• BUGÜNKÜ YENİ ASIR
  • BIST 78.384,78
    EURO 4,4760
    USD 3,8608
    GBP 3,8608
    CHF 3,8608
    JPY 3,8608
ELİF AKTUĞ

Mete Akyol öldürülmüştü zaten

Tüm yazıları
Giriş Tarihi: 05.11.2016, 00:00

Mesleğe stajyer muhabir olarak başladığım Yeni Asır ve Sabah grubu, o dönem Dinç Bilgin'e aitti. İzmir'den İstanbul'a büyük bir heyecanla geldiğimi hatırlıyorum, gazeteciliği esas kalesinde yapacaktım. Öyle deniz kenarında dikilip de "ulan İstanbul" diye dellenmelerim hiç olmadı, İzmir'de yeterince yaşayamamak içimde ukde kaldı. İstanbul'a ve o dönem yere göğe sığdırılamayan medya grubunda çalışıyordum, daha ne isteyebilirdim ki? Başarıdan önce edepsizliğin geldiğini gördüm İstanbul'da, medya kirliliğinin anlamını öğrendim; bir gazeteci yaşarken nasıl öldürülür şahit oldum...

BAR DA VAR HAVUZ DA

Büyük havalarla kartımızı basıp Medya Plaza'dan içeri giriyoruz, içinde restoranlar, kafe, bar ve hatta yüzme havuzu ve spor salonu olan bir bina;
90'larda inanmak güçtü öyle bir yer olabileceğine. O yıllarda ABD'de bazı gazeteleri ziyarete gittiğimde çok acımıştım muhabirlere, bizim sahip olduğumuz teknoloji onlarda yoktu, ayrıca eski püskü sandalyelerde çalışıyorlardı.
İşin yani haberciliğin her şey demek olduğunu atlamıştık hep birlikte; havuz vardı ya daha ne olsundu!
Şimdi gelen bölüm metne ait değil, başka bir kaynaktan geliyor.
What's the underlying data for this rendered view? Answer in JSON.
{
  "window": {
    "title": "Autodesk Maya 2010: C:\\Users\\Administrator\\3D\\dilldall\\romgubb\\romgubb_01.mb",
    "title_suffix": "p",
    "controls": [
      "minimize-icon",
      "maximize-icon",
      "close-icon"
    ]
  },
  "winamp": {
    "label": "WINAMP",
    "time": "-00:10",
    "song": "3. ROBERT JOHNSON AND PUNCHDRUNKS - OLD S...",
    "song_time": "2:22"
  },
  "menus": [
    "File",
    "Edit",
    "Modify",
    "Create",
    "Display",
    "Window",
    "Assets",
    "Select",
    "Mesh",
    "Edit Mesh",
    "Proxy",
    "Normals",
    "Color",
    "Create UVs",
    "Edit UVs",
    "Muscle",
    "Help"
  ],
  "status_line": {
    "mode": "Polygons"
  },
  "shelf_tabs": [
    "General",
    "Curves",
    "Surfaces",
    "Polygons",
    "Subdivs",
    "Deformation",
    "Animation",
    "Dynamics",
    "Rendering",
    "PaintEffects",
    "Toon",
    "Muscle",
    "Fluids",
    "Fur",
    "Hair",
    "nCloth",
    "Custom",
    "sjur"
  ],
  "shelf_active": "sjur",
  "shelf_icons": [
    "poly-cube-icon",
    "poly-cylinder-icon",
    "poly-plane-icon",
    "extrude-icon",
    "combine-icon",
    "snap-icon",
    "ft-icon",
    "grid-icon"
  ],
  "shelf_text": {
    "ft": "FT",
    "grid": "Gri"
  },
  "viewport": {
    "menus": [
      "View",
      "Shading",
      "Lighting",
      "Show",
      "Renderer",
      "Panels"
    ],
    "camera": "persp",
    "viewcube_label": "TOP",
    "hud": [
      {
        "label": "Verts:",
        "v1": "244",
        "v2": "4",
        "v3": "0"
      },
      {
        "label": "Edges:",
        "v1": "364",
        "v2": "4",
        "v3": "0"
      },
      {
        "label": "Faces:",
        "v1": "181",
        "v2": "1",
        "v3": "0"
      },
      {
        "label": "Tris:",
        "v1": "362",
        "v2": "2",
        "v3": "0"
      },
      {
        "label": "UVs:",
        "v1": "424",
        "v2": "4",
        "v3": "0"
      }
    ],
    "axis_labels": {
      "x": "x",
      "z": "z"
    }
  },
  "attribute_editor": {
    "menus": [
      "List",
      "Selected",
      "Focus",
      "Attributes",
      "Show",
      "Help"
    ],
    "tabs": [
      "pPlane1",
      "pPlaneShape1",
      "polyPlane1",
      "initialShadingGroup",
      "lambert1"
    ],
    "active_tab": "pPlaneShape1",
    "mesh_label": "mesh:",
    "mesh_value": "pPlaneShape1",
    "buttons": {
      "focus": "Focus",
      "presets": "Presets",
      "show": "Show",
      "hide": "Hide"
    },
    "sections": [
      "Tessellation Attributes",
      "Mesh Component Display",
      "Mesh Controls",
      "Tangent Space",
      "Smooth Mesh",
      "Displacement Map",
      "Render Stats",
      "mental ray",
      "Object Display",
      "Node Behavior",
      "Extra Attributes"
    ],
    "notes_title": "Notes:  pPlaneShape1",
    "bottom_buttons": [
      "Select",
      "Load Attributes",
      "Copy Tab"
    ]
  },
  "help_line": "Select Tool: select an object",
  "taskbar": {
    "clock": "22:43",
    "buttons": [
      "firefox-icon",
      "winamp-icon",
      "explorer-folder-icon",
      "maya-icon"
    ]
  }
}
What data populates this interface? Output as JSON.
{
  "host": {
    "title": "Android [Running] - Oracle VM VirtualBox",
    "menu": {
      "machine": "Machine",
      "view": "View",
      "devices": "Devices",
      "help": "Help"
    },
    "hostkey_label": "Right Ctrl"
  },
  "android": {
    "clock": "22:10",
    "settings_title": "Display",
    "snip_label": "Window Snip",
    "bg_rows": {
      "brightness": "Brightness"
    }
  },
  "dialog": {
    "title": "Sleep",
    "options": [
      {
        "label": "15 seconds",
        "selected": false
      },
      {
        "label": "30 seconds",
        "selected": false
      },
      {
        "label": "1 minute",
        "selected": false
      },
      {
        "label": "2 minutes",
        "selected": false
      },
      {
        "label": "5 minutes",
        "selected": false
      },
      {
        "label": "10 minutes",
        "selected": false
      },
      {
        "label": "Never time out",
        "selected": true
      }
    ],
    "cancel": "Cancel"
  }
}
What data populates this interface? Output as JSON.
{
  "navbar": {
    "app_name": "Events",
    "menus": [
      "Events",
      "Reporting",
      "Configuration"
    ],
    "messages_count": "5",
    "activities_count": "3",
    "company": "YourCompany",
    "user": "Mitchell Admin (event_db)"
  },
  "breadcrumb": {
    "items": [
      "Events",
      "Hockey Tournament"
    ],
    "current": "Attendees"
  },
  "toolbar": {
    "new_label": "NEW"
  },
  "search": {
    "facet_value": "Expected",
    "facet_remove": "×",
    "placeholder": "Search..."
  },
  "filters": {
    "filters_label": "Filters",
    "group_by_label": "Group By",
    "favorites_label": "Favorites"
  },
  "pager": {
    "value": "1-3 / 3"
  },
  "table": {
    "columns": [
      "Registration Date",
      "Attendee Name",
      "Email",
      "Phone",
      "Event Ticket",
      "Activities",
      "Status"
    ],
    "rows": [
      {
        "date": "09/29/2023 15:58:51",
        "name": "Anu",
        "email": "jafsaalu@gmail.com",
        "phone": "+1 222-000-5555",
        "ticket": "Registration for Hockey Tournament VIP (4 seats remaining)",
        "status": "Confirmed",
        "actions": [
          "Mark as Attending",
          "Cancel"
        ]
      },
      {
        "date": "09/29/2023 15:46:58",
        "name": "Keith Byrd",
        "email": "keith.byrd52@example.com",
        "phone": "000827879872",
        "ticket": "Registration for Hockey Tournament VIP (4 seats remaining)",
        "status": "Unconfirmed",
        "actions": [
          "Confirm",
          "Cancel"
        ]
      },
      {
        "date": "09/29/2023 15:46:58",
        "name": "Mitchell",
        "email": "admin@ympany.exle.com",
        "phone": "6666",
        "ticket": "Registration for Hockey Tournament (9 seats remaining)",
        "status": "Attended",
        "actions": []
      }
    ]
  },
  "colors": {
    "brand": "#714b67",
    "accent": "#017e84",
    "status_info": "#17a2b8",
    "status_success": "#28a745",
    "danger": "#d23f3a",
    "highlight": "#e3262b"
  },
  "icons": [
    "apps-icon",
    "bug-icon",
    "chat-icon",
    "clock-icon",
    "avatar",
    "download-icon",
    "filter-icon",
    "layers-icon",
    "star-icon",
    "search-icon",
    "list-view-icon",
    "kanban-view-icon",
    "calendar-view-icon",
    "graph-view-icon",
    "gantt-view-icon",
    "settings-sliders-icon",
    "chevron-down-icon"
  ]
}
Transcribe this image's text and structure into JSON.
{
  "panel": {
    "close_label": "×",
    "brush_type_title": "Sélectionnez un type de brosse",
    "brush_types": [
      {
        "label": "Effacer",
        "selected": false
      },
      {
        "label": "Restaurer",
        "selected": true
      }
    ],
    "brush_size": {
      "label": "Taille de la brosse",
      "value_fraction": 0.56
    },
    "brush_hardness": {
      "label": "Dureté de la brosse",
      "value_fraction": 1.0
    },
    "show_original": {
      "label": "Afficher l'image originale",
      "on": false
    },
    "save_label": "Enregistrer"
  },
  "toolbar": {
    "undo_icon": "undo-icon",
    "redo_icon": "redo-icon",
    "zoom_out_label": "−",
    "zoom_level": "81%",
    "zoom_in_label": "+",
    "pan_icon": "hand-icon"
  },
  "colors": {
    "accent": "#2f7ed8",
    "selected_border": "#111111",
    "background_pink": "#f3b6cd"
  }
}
Mete Akyol, efsane yazarı gazetenin; az önce dedim ya büyük havalarla girdiğimiz kapı, bir gün ona açılmamıştı. Bizzat olmasa da, şahit olduğum utançlardan ilkiydi, mesleğim adına.

KOVULDUN ABİ!

Koca gazeteci, kovulduğunu kapıyı açmayan kartı sebebiyle çağırdığı güvenlik görevlisinden öğrenmişti, "kovulmuşsun abi". Bu olayla zihnimiz açılmıştı bizim de, şöyle etrafa bakınca sarı basın kartı sahibi şoförler, sekreterler, bir anda köşe yazarı olan sarışın kadınlar olduğunu fark etmiştik.
Biz gazeteciler okuldan mezun olurken yemin ediyoruz, bilmem bilir misiniz!
Uymaya söz verdiğimiz ilkelerimiz vardır mesela. Ama bu ilkeleri, gazete patronları bilmek/ tutmak zorunda değildir.
Umurlarında bile değildir, ilke onlar için ilkesizliktir.
Köşe yazarı olarak işe başladığım ama bir edepsiz yayın yönetmeni yüzünden arkama dönüp bakmadan çıkıp gittiğim bir insan öğütme fabrikası! Hadi ben gençtim, yeniydim, önümde uzun bir yol vardı. Düşünsenize sevin ya da sevmeyin, bir yazara, koca Mete Akyol'a işten çıkarıldığını söylemek zahmetinde bile bulunulmamıştı.
Başlıkta kullandığım cümle mecazi elbette, Akyol sağlık sebepleriyle hakka yürüdü. Ancak altını çizmek istediğim konu, onunla çok yıllar önce bir masada otururken bana söylediğiydi.
Kelime kelime anlatmayacağım ama şunu bilin, yaşarken ölmekten bahsediyordu. O zihniyete öyle darılmıştı ki; kalbim sıkışıyor ve acısı geçmiyor diyordu. Demek ki, mesleğe ne kadar emek verirsen ver, bir gün aynı nankörlükle karşılaşabilirdik.
Karşılaştık da! Üç yazar adı söyleyemeyen yayın yönetmenleriyle çalışmak zorunda kaldım, imla kurallarını bilmeyen, bilgisiz ve çarpık fikirli yazarlarla aynı kefeye kondum; densizlerin alkışlandığı bir ortamda sessiz sedasız köşeme çekilmek zorunda kaldım.
Hiçbiri Mete Akyol'a yapılan kadar ağır olmadı ama. Ona yapılan medya tarihinde bir ilkti ve hepimiz için utanç olmaya devam edecek. Bu zihniyet, ülkemden öyle çok şey götürdü ki!.. İlk başta gazetecilik onurunu.
Kimse bana Mete Akyol'a yapılanın, gazeteciliği etkilemediğini söylemesin.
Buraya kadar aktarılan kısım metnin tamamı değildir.